The paper’s contributions are
̶ provision of a labeled dataset for ABSA, which could enhance other models;
̶ provision of refined annotation guidelines that consider marketing needs;
̶ proposal and implementation of a system that combine gated recurrent units and convolutional neural networks;
̶ performance evaluation of the system;
̶ error analyses, which can help practitioners to interpret the model output and may allow academics to improve future models;
̶ model outputs that summarize the customer opinions voiced in unlabeled and unstructured reviews;
̶ some insight into customer satisfaction and preferences (regarding the case study laptops), which might facilitate decision-making in marketing;
̶ guidance on why, how, and under what limitations to use ABSA, especially for marketing purposes.
With only words and part-of-speech tags as inputs, the proposed system achieves competitive results on the benchmark dataset. Sentiment lexica, handcrafted rules or manual feature engineering are not required. The system can be readily used to analyze English customer reviews of laptops. Given appropriate training data, the approach may also be applicable to other product categories and languages.
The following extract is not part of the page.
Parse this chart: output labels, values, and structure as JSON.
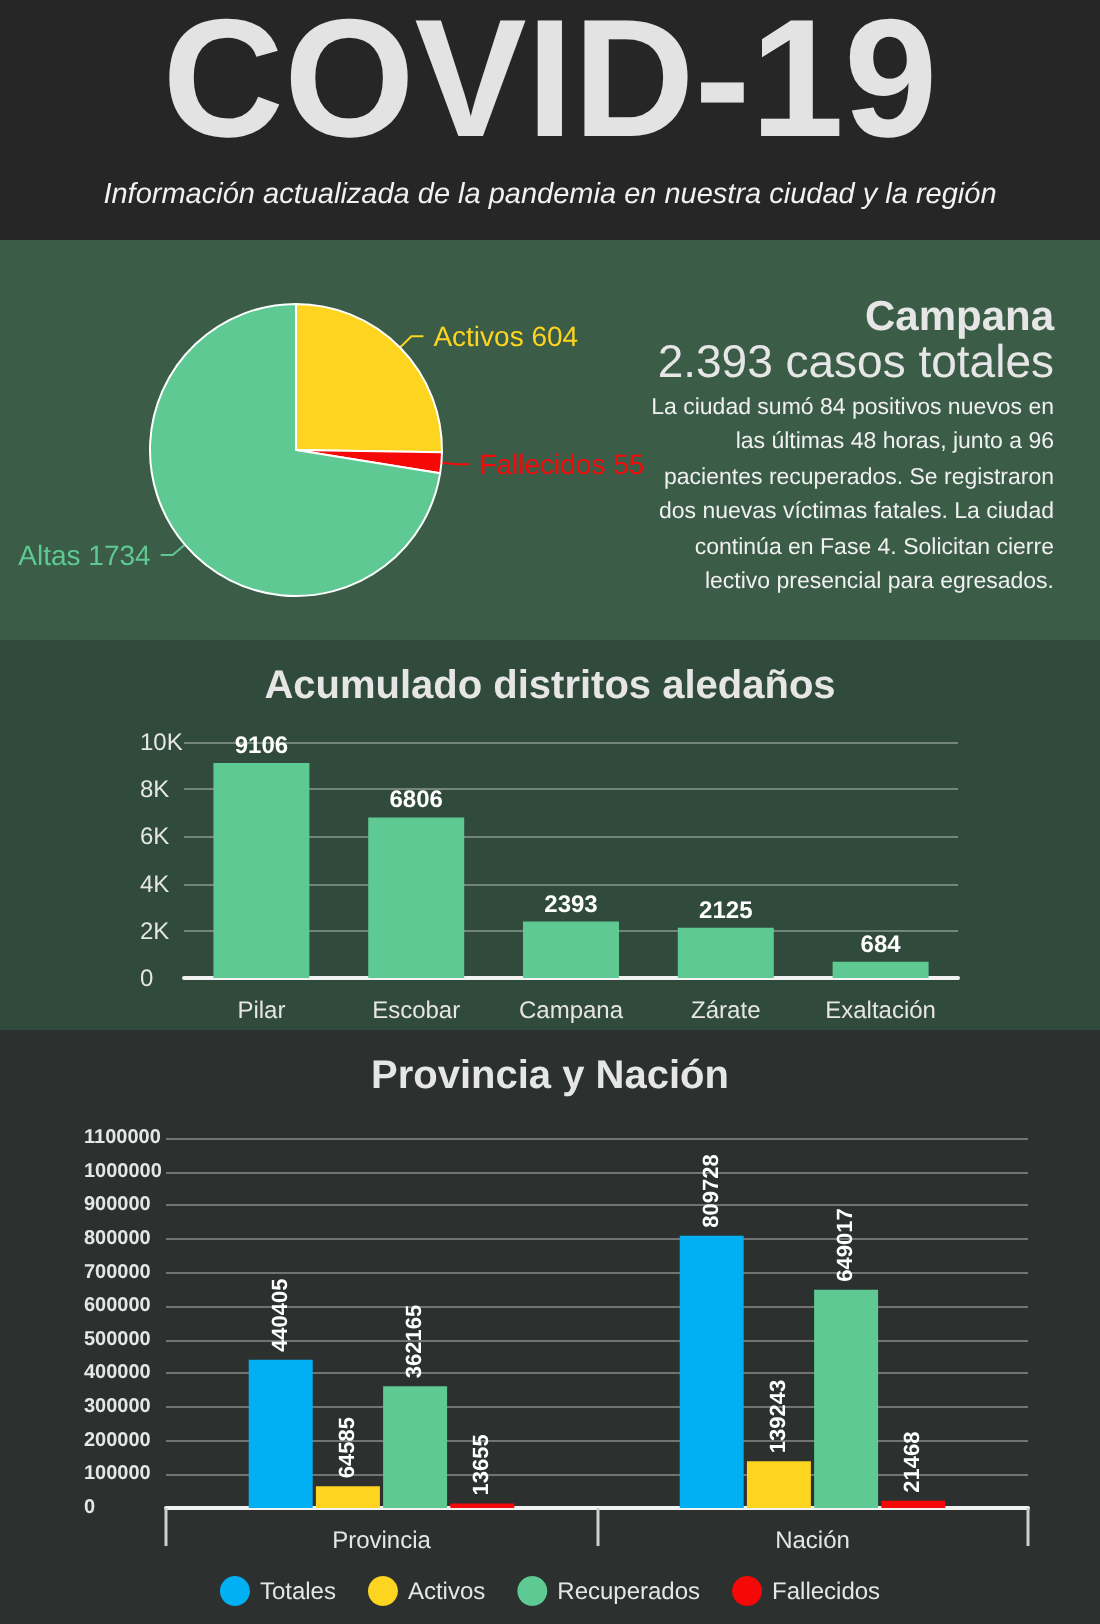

ABSA offers a structured representation of the most frequently mentioned positive and negative aspects in customer reviews. Moreover, it does so in a timely manner. The output can help to determine what reviewers like and dislike about a product. Given a large amount of review text, ABSA provides a detailed picture of customer satisfaction and can stimulate product improvements. It can also support marketers in inferring the reviewers’ reasons to purchase the product and the purposes for which they use it. Moreover, ABSA can complement traditional marketing research, especially as a preliminary study or by providing up-to-date information. In short, it can help companies to understand customers.